In lead up to her re-election, she said a lot of her supporters who have been involved with politics for decades said this had been one of the most vicious campaigns they have ever experienced.
“Especially with news of potential petitions coming in almost every day for the most ridiculous reasons. From my experience, that’s just how I’ve always thought the ball of politics rolls,” Brown said.
“My people refused to go down the same road as the former MP for Rakahanga and had been a little too cautious for my liking. To the point where, we weren’t sure if going to our family’s houses to eat was going to call for a petition!
“It’s funny because I wasn’t allowed to celebrate my birthday last weekend because they (my supporters) didn’t want to create any faults – but now, I guess we have more reason to celebrate.”
Brown said the threats of potential petition had only made her team stronger and brought the family of supporters closer.
“It is really disheartening that you can’t even share a cup of tea with your elders or just a glass of water with your supporters because they don’t want to risk bringing up a petition,” she said.
“That’s only a small percentage of the reality of this past month we’ve come through - but that’s how eager they are to see our projects move along without any potential distractions.
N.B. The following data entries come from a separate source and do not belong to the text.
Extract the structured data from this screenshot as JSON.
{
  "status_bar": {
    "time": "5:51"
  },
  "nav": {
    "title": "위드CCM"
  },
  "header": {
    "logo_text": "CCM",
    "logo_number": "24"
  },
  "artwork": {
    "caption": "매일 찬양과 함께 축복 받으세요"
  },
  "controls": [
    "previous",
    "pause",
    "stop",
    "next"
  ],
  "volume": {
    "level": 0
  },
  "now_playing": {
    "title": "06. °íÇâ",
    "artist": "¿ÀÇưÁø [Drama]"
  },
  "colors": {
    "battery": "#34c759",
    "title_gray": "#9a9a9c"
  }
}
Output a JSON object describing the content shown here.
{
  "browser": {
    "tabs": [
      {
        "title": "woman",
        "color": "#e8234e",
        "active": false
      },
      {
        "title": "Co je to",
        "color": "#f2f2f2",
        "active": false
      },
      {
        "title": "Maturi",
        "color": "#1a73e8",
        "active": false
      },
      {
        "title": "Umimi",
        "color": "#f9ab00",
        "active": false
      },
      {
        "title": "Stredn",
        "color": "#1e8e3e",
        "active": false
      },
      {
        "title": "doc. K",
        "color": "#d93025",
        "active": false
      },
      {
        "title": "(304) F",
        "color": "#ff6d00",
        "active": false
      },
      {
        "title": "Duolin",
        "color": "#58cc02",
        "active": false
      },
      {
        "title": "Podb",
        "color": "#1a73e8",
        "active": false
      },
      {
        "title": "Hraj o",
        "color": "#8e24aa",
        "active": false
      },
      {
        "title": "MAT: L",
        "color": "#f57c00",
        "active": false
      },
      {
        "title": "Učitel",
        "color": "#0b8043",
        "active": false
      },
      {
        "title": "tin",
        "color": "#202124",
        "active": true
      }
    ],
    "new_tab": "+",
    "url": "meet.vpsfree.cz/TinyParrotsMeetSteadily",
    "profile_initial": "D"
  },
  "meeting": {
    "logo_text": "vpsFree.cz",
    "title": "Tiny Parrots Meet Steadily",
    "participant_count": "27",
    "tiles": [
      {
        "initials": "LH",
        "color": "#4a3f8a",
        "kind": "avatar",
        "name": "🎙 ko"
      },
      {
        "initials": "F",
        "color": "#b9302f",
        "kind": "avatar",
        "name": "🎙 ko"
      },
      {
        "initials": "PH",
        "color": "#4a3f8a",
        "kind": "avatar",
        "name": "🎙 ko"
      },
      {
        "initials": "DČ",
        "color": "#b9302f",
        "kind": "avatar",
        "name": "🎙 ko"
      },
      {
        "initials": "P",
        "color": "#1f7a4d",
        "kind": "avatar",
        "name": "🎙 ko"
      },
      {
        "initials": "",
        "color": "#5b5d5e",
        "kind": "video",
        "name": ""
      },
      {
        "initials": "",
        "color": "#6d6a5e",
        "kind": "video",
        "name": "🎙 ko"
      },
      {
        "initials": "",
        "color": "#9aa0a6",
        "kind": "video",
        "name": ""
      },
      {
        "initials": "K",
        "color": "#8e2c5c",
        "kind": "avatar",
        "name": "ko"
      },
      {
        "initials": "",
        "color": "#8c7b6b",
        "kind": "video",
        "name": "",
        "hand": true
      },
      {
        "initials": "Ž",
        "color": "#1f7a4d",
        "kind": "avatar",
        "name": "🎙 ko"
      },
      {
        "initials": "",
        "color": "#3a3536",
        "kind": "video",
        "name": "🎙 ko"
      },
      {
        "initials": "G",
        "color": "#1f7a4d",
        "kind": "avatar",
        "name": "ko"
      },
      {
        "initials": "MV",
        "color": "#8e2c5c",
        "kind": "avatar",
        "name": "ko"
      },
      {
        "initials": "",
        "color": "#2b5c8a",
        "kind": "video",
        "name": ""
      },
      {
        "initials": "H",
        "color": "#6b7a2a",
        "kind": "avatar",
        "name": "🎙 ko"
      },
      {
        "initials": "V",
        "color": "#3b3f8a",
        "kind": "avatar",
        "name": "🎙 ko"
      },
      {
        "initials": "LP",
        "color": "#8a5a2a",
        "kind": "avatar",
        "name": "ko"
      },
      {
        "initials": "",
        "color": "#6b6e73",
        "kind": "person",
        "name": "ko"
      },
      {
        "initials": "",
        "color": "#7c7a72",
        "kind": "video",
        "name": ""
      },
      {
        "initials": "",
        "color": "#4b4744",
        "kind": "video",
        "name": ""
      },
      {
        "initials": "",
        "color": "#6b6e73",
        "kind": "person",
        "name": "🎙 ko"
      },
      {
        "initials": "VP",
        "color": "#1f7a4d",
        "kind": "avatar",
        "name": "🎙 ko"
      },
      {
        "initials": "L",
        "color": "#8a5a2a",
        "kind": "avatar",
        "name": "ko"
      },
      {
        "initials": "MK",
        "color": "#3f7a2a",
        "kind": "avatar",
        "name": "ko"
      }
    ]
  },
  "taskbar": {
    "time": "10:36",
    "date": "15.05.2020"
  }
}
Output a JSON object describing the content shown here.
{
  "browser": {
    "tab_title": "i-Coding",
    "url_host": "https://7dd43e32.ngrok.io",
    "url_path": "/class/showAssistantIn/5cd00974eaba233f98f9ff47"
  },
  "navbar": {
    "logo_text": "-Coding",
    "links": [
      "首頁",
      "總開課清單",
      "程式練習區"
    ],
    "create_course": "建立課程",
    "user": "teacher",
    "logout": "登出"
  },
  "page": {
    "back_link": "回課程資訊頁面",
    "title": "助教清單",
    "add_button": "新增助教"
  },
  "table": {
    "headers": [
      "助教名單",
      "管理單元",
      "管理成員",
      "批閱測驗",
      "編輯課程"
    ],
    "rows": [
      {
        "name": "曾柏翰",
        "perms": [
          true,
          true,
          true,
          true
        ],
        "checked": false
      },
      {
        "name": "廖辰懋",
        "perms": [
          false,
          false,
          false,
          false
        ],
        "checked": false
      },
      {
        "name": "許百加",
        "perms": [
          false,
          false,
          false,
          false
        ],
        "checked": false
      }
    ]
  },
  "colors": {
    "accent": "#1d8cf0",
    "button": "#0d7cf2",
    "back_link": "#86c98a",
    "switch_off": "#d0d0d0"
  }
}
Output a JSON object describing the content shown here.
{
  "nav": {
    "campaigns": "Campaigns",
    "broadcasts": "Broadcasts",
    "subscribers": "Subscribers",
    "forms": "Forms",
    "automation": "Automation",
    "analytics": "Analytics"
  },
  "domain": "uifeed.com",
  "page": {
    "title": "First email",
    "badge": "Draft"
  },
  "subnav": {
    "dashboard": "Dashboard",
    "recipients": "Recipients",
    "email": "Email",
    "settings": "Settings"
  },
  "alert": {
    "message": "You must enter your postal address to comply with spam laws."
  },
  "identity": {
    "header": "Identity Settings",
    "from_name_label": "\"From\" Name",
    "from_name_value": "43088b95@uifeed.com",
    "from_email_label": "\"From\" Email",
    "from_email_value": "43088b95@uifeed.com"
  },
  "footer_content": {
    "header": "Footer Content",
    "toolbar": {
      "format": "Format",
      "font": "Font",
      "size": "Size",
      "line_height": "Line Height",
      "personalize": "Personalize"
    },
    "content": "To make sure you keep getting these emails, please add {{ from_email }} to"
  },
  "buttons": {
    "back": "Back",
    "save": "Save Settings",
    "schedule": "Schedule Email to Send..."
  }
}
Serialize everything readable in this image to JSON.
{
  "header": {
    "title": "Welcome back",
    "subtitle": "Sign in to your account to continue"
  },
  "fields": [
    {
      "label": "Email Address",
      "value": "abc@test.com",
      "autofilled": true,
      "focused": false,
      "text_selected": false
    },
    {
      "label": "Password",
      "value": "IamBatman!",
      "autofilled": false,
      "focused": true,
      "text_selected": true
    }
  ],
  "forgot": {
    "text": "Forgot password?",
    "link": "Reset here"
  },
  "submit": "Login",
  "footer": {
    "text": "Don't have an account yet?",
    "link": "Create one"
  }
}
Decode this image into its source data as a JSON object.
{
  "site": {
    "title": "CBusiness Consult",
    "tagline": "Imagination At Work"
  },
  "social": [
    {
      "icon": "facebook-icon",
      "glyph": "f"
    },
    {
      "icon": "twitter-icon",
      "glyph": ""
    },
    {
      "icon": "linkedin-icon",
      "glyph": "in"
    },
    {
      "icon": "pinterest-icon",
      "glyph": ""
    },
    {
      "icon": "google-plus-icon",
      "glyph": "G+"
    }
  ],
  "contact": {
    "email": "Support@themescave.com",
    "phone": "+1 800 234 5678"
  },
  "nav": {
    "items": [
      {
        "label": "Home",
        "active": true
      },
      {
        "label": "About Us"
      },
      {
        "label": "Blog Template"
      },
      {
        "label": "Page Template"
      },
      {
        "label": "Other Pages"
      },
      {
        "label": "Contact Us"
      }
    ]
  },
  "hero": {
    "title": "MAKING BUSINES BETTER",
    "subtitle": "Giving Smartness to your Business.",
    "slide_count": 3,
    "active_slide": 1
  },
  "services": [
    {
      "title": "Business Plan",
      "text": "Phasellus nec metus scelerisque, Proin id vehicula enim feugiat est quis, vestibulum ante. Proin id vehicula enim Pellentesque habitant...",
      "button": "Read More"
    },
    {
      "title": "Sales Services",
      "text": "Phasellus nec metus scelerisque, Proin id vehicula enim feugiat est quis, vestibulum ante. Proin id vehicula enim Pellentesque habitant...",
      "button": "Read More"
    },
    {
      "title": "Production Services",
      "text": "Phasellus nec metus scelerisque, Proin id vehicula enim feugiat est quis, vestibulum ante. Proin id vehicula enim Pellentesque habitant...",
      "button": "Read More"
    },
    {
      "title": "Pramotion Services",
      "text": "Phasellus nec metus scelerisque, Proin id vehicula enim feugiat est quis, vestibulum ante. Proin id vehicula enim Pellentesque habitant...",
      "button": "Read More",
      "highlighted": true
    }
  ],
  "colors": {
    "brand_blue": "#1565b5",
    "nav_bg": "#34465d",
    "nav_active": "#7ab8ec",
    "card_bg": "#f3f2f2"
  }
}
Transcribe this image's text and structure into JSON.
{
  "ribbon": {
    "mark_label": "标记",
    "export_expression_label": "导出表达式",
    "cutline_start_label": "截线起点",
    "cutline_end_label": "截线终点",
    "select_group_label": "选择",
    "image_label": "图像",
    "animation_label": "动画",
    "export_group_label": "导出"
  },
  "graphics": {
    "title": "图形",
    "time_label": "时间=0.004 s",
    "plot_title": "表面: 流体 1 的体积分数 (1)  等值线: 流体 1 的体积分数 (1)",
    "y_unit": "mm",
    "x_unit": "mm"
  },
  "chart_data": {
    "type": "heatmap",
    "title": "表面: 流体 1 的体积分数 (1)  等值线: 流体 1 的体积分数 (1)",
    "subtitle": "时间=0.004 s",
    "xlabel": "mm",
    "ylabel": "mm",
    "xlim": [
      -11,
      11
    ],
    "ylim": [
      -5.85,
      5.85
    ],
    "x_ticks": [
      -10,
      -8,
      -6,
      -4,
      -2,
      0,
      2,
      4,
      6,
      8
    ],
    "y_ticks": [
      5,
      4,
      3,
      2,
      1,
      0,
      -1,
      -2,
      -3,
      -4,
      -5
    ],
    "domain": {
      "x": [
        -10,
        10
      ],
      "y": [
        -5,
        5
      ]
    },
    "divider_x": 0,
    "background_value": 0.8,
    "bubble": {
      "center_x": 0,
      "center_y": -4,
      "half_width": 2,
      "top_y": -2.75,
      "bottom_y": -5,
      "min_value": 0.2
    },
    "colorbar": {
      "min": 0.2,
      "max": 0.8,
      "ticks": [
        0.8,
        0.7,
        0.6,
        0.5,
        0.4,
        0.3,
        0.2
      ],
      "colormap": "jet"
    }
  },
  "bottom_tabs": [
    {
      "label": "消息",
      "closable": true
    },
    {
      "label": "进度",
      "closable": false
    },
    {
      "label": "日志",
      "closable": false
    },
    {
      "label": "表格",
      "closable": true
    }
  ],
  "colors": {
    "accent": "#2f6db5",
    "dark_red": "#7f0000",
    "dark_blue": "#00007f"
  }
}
“I will not dwell any longer on the negatives or dirty tactics used against us because I don’t want to give it anymore recognition.
“We know the opposition has been trying to find faults and loopholes but we’ve taken it all on the chin and campaigned as clean, and as ethically as possible.”
Brown also clarified suggestions by some critics that she is being influenced by her parents on her political decisions.
These suggestions were further fueled by her resignation from her seat which she won under Democratic Party last year and decision to re-contest as an independent candidate.
“Before I agreed to take this on, a lot of people from Atiu were asking me to re-think my decision, some even begged. It is no secret they wanted my dad to stand but knew I was probably the next best thing,” Brown said.
“I felt for them knowing I could help them. Besides, there was a lot of support from the people that pulled me in.
“It’s time to move forward and get things done. We’re no longer sitting around waiting for things, we’re making things happen in 2019.”